The panel found that the DSD Regulations are discriminatory but that, on the basis of the evidence submitted by the parties, such discrimination is a necessary, reasonable and proportionate means of achieving the IAAF’s aim of preserving the integrity of female athletics in the Restricted Events.

However, the panel also expressed concern as to the practical application of DSD rules in future.

“While the evidence available so far has not established that those concerns negate the conclusion of prima facie proportionality, this may change in the future unless constant attention is paid to the fairness of how the Regulations are implemented,” they said.

On the health issues, they added:

The side effects of hormonal treatment, experienced by individual athletes could, with further evidence, demonstrate the practical impossibility of compliance which could, in turn, lead to a different conclusion as to the proportionality of the DSD regulations.

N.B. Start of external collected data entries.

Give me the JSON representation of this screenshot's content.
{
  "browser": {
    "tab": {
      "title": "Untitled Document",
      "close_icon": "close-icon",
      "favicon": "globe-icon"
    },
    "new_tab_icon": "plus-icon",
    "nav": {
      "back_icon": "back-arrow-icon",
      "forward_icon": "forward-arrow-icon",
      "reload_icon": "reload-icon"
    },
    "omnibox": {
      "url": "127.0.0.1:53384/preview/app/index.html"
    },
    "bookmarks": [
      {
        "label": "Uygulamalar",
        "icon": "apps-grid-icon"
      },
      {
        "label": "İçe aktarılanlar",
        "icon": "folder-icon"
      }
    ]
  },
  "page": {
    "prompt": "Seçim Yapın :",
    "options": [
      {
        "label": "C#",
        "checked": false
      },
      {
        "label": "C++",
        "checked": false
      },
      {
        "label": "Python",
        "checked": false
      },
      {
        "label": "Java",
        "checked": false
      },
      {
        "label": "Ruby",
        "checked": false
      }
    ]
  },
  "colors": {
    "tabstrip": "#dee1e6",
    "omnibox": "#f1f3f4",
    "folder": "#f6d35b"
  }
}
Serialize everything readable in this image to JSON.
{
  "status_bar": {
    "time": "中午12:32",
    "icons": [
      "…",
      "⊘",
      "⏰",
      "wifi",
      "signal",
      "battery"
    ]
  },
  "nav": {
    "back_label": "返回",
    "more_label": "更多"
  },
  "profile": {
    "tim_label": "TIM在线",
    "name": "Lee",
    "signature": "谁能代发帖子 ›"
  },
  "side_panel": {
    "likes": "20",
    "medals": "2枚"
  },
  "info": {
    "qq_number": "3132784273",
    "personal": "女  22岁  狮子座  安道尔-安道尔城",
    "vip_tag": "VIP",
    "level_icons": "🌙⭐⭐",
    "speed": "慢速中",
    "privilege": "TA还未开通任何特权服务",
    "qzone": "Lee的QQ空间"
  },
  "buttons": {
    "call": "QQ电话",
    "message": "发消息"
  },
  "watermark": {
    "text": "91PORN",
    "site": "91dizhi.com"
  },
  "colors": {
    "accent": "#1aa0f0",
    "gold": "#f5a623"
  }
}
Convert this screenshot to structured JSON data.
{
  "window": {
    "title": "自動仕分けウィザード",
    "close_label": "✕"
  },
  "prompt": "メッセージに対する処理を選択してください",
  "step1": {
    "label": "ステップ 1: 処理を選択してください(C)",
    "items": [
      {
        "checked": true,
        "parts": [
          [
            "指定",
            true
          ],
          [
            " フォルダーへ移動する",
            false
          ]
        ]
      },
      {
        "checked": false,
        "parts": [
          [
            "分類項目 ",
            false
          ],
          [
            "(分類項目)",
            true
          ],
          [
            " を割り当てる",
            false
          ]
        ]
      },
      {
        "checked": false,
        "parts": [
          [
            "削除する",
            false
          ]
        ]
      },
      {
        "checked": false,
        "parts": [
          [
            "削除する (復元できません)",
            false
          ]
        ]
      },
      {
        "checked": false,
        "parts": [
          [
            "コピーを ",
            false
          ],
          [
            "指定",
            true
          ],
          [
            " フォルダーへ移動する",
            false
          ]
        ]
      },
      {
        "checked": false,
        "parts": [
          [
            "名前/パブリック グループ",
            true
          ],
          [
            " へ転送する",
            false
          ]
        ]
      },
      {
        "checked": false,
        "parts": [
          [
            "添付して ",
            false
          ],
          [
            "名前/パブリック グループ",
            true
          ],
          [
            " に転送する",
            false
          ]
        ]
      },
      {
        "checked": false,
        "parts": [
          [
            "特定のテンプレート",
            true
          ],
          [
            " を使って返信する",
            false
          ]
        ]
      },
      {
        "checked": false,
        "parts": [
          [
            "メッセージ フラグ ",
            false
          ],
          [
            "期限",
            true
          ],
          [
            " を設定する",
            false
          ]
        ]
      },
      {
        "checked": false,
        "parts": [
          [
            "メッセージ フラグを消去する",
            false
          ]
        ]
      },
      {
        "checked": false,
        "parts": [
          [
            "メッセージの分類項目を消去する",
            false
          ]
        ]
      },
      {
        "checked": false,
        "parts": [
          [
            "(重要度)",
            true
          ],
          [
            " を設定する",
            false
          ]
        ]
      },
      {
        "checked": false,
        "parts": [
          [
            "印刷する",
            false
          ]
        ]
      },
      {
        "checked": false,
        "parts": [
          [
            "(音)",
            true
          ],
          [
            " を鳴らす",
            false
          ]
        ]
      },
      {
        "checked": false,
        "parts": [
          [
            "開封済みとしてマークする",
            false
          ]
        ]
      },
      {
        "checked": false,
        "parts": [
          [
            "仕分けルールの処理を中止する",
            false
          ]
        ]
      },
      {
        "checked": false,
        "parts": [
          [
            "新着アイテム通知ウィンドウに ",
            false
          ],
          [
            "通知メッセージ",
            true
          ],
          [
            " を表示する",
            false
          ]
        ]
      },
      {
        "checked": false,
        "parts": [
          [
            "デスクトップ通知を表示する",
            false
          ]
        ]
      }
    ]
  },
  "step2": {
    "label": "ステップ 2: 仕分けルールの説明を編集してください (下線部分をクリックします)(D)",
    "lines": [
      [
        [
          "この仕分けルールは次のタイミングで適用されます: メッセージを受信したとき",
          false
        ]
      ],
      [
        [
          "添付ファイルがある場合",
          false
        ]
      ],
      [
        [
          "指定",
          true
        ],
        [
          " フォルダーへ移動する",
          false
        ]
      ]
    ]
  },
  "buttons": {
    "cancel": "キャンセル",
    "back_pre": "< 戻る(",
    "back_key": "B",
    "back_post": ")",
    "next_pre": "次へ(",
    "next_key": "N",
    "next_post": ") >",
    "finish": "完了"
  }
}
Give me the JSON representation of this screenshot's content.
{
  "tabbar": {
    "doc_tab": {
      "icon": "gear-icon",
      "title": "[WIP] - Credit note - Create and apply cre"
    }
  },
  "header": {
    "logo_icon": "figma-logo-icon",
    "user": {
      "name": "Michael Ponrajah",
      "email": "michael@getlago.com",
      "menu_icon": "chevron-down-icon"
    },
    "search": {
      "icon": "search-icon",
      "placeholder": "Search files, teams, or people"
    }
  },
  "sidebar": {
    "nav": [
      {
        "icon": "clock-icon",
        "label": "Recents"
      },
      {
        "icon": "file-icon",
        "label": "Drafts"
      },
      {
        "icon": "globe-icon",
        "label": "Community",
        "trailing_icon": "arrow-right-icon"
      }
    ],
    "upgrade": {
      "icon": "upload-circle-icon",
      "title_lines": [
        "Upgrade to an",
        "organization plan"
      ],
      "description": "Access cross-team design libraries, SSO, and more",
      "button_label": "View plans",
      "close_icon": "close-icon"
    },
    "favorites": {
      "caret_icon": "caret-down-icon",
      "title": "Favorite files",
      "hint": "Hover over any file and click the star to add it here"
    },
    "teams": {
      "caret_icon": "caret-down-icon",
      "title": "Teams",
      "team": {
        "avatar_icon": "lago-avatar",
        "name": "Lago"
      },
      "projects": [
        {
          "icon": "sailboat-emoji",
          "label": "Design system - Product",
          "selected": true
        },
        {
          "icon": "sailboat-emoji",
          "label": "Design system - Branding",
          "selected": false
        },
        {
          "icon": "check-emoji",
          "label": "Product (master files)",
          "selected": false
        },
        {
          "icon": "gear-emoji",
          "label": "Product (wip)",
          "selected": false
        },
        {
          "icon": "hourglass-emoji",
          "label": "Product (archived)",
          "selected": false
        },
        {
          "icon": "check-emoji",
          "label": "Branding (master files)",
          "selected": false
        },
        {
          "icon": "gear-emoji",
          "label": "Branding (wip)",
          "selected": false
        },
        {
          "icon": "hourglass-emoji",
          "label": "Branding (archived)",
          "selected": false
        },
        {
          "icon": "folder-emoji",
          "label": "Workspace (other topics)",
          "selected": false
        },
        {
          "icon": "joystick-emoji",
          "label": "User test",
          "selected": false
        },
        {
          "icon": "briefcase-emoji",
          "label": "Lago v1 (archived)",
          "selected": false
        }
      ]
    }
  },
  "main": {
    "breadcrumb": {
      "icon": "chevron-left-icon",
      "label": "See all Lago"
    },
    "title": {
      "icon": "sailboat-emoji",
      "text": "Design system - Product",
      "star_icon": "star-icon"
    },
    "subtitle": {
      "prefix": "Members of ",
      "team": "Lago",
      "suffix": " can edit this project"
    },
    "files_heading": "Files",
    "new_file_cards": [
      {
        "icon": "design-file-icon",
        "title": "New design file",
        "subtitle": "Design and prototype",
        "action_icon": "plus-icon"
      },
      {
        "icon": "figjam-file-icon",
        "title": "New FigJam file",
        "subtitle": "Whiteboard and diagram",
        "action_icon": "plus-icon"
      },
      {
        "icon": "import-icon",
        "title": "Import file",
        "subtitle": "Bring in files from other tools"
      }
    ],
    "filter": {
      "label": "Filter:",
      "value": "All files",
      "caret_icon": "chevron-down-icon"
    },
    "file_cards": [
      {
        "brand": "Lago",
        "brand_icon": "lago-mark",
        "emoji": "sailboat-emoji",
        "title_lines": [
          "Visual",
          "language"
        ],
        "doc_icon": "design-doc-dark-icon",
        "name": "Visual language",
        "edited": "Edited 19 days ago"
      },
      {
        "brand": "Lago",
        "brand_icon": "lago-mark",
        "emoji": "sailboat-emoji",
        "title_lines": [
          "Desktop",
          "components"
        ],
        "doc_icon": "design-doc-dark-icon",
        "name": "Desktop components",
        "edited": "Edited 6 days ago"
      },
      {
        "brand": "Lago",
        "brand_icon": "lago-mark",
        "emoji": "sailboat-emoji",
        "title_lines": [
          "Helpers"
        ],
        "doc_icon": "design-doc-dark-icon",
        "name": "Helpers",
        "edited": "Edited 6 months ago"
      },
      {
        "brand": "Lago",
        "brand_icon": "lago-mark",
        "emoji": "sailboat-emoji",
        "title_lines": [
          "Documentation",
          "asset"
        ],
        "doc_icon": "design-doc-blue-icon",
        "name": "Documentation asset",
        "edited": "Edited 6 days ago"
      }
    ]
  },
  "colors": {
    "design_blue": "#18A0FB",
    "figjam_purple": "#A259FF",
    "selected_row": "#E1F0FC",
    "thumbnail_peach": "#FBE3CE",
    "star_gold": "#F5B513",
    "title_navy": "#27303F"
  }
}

The verdict is certain to cause controversy, as Semenya was backed by a global coalition of nations and scientific experts who argued that testosterone is an arbitrary and unfair measure for determining gender.

Experts also stressed that achieving excellence in sport is a combination of training and commitment as well as genetics and that barring people from competition over a single genetic factor has no scientific basis.

In a rare intrusion into the world of sport, the United Nations Human Rights Council adopted a resolution last month branding the IAAF rules “unnecessary, humiliating and harmful”.

Imago 20180902 Semenya's testosterone levels are not known to the public. Imago / PA Images Imago / PA Images / PA Images

The IAAF has countered that DSD athletes with male levels of testosterone “get the same increases in bone and muscle size and strength and increases in haemoglobin that a male gets when they go through puberty.”

Semenya’s testosterone levels are not publicly known, but she is unlikely to be the only athlete affected by Wednesday’s verdict.

The two athletes who finished behind her in the Rio Olympics 800m, Francine Niyonsaba of Burundi and Kenya’s Margaret Wambui, have also faced questions about their testosterone levels.